“Basta dighe, il Cile resta senz’acqua”
Il vescovo “verde” all’assemblea degli azionisti Enel
intervista a Mons. Luis Infanti*, a cura di Giacomo Galeazzi
in “La Stampa” del 29 aprile 2010
Monsignor Infanti, perché lei, che è vescovo di una città lontana, Aysen, nella Patagonia cilena, partecipa oggi all’assemblea dell’Enel?

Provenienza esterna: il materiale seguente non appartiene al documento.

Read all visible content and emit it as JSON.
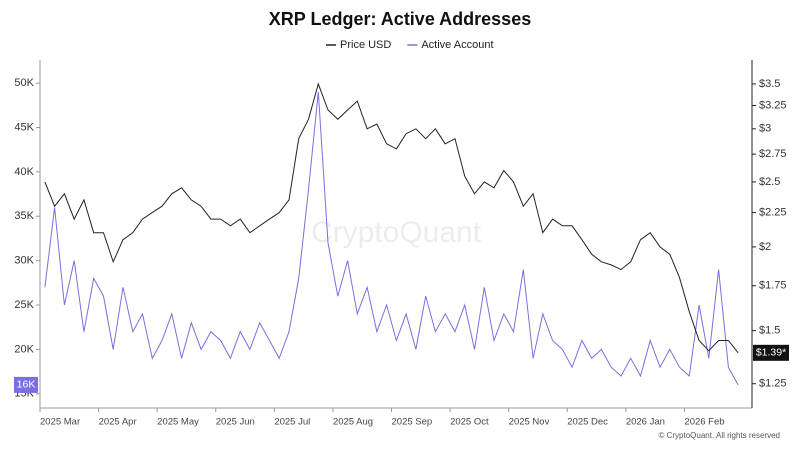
{
  "chart_data": {
    "type": "line",
    "title": "XRP Ledger: Active Addresses",
    "watermark": "CryptoQuant",
    "copyright": "© CryptoQuant. All rights reserved",
    "categories": [
      "2025 Mar",
      null,
      null,
      null,
      null,
      null,
      "2025 Apr",
      null,
      null,
      null,
      null,
      null,
      "2025 May",
      null,
      null,
      null,
      null,
      null,
      "2025 Jun",
      null,
      null,
      null,
      null,
      null,
      "2025 Jul",
      null,
      null,
      null,
      null,
      null,
      "2025 Aug",
      null,
      null,
      null,
      null,
      null,
      "2025 Sep",
      null,
      null,
      null,
      null,
      null,
      "2025 Oct",
      null,
      null,
      null,
      null,
      null,
      "2025 Nov",
      null,
      null,
      null,
      null,
      null,
      "2025 Dec",
      null,
      null,
      null,
      null,
      null,
      "2026 Jan",
      null,
      null,
      null,
      null,
      null,
      "2026 Feb",
      null,
      null,
      null,
      null,
      null
    ],
    "series": [
      {
        "name": "Price USD",
        "color": "#222222",
        "axis": "y2",
        "values": [
          2.5,
          2.3,
          2.4,
          2.2,
          2.35,
          2.1,
          2.1,
          1.9,
          2.05,
          2.1,
          2.2,
          2.25,
          2.3,
          2.4,
          2.45,
          2.35,
          2.3,
          2.2,
          2.2,
          2.15,
          2.2,
          2.1,
          2.15,
          2.2,
          2.25,
          2.35,
          2.9,
          3.1,
          3.5,
          3.2,
          3.1,
          3.2,
          3.3,
          3.0,
          3.05,
          2.85,
          2.8,
          2.95,
          3.0,
          2.9,
          3.0,
          2.85,
          2.9,
          2.55,
          2.4,
          2.5,
          2.45,
          2.6,
          2.5,
          2.3,
          2.4,
          2.1,
          2.2,
          2.15,
          2.15,
          2.05,
          1.95,
          1.9,
          1.88,
          1.85,
          1.9,
          2.05,
          2.1,
          2.0,
          1.95,
          1.8,
          1.6,
          1.45,
          1.4,
          1.45,
          1.45,
          1.39
        ]
      },
      {
        "name": "Active Account",
        "color": "#7b6ee0",
        "values": [
          27000,
          36000,
          25000,
          30000,
          22000,
          28000,
          26000,
          20000,
          27000,
          22000,
          24000,
          19000,
          21000,
          24000,
          19000,
          23000,
          20000,
          22000,
          21000,
          19000,
          22000,
          20000,
          23000,
          21000,
          19000,
          22000,
          28000,
          38000,
          49000,
          32000,
          26000,
          30000,
          24000,
          27000,
          22000,
          25000,
          21000,
          24000,
          20000,
          26000,
          22000,
          24000,
          22000,
          25000,
          20000,
          27000,
          21000,
          24000,
          22000,
          29000,
          19000,
          24000,
          21000,
          20000,
          18000,
          21000,
          19000,
          20000,
          18000,
          17000,
          19000,
          17000,
          21000,
          18000,
          20000,
          18000,
          17000,
          25000,
          19000,
          29000,
          18000,
          16000
        ]
      }
    ],
    "ylim": [
      13400,
      52600
    ],
    "yticks": [
      {
        "value": 15000,
        "label": "15K"
      },
      {
        "value": 20000,
        "label": "20K"
      },
      {
        "value": 25000,
        "label": "25K"
      },
      {
        "value": 30000,
        "label": "30K"
      },
      {
        "value": 35000,
        "label": "35K"
      },
      {
        "value": 40000,
        "label": "40K"
      },
      {
        "value": 45000,
        "label": "45K"
      },
      {
        "value": 50000,
        "label": "50K"
      }
    ],
    "y2lim": [
      1.15,
      3.8
    ],
    "y2log": true,
    "y2ticks": [
      {
        "value": 1.25,
        "label": "$1.25"
      },
      {
        "value": 1.5,
        "label": "$1.5"
      },
      {
        "value": 1.75,
        "label": "$1.75"
      },
      {
        "value": 2,
        "label": "$2"
      },
      {
        "value": 2.25,
        "label": "$2.25"
      },
      {
        "value": 2.5,
        "label": "$2.5"
      },
      {
        "value": 2.75,
        "label": "$2.75"
      },
      {
        "value": 3,
        "label": "$3"
      },
      {
        "value": 3.25,
        "label": "$3.25"
      },
      {
        "value": 3.5,
        "label": "$3.5"
      }
    ],
    "current_labels": [
      {
        "value": 16000,
        "label": "16K",
        "axis": "y"
      },
      {
        "value": 1.39,
        "label": "$1.39*",
        "axis": "y2"
      }
    ],
    "grid": false,
    "legend": "top"
  }
}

«Le istanze di chi non ha voce sono ignorate là dove si decide: ora i condannati al silenzio parleranno per bocca mia. In maniera illecita la Costituzione varata nel 1980 da Pinochet ha concesso a tempo indeterminato l’80% dell’acqua del Cile alla società spagnola Endesa, poi acquistata da Enel. Neppure un referendum può cambiare le cose. La mia diocesi è grande un terzo dell’Italia e, grazie ai ghiacciai, è la seconda riserva di acqua dolce del mondo. La proprietà dell’”oro blu”, però, non è dei cittadini ma appunto dell’Enel, che adesso vuole costruire cinque enormi dighe per fornire energia idroelettrica alle miniere del Nord».
Perché la Chiesa si oppone?
«Quella dell’Enel è una scelta non rispettosa della natura, che a mio avviso incarna una politica neo-imperialista. In America Latina 130 milioni di persone, il 25% della popolazione, non ha accesso all’acqua potabile. E’ un dovere per la diocesi contrastare la distruzione del creato, un’appropriazione indebita di un bene collettivo, ma anche un’ingerenza straniera, una moderna forma di colonizzazione. Il governo italiano controlla Enel, quindi ha in mano una risorsa vitale del Cile. Spero che la mia richiesta di incontrare Berlusconi e Tremonti venga accolta, nel frattempo sono arrivato a Roma per rappresentare in assemblea la protesta popolare».
Ha informato il Vaticano?
«Purtroppo la Chiesa gerarchica in Cile non è molto sensibile ai temi ambientali, perciò ho trasmesso direttamente alla Santa Sede la mia lettera pastorale “Dacci oggi l’acqua quotidiana”. Inoltre ho parlato con il Papa nella visita “ad limina” e ho incontrato il cardinal Bertone durante il suo viaggio in Cile. E’ una questione etica ed economica di assoluta emergenza. Le tariffe sono aumentate e ai contadini è proibito persino innaffiare i campi con l’acqua dei fiumi che li attraversano. L’Enel in Cile può fare ciò che vuole. Sono qui per chiedere di restituire l’acqua ai cileni e di non distruggere l’ecosistema della Patagonia con le dighe. In Cile la gente può protestare democraticamente quanto vuole, ma poi le decisioni sono in mano a un’élite. I vescovi della Patagonia argentina ci stanno sostenendo perché il problema è mondiale».
In che senso?
«L’acqua è di Dio. Privare popoli di un elemento essenziale per la vita è un grave peccato sociale. Nel pianeta l’acqua dolce non manca, ma è mal distribuita a causa delle privatizzazioni, della massimizzazione dei profitti delle imprese e di una struttura sociale, politica ed economica che salvaguarda gli interessi dei potenti. Le dighe progettate dall’Enel produrrebbero energia per impianti minerari che si trovano a 2.500 chilometri di distanza. Da noi rimarrebbe soltanto il danno, cioè un devastante impatto ambientale».
Qual è l’alternativa?
«La nazionalizzazione del patrimonio idrico. Servono proposte operative, secondo il metodo “vedere, giudicare, agire”. La gestione deve coinvolgere lo Stato, i privati e soprattutto le comunità locali».
*Mons. Luis Infanti è nato a Udine appartiene all’Ordine dei Servi di Maria e da 35 anni vive in Cile. Da 8 anni è vescovo vicario di Aysén.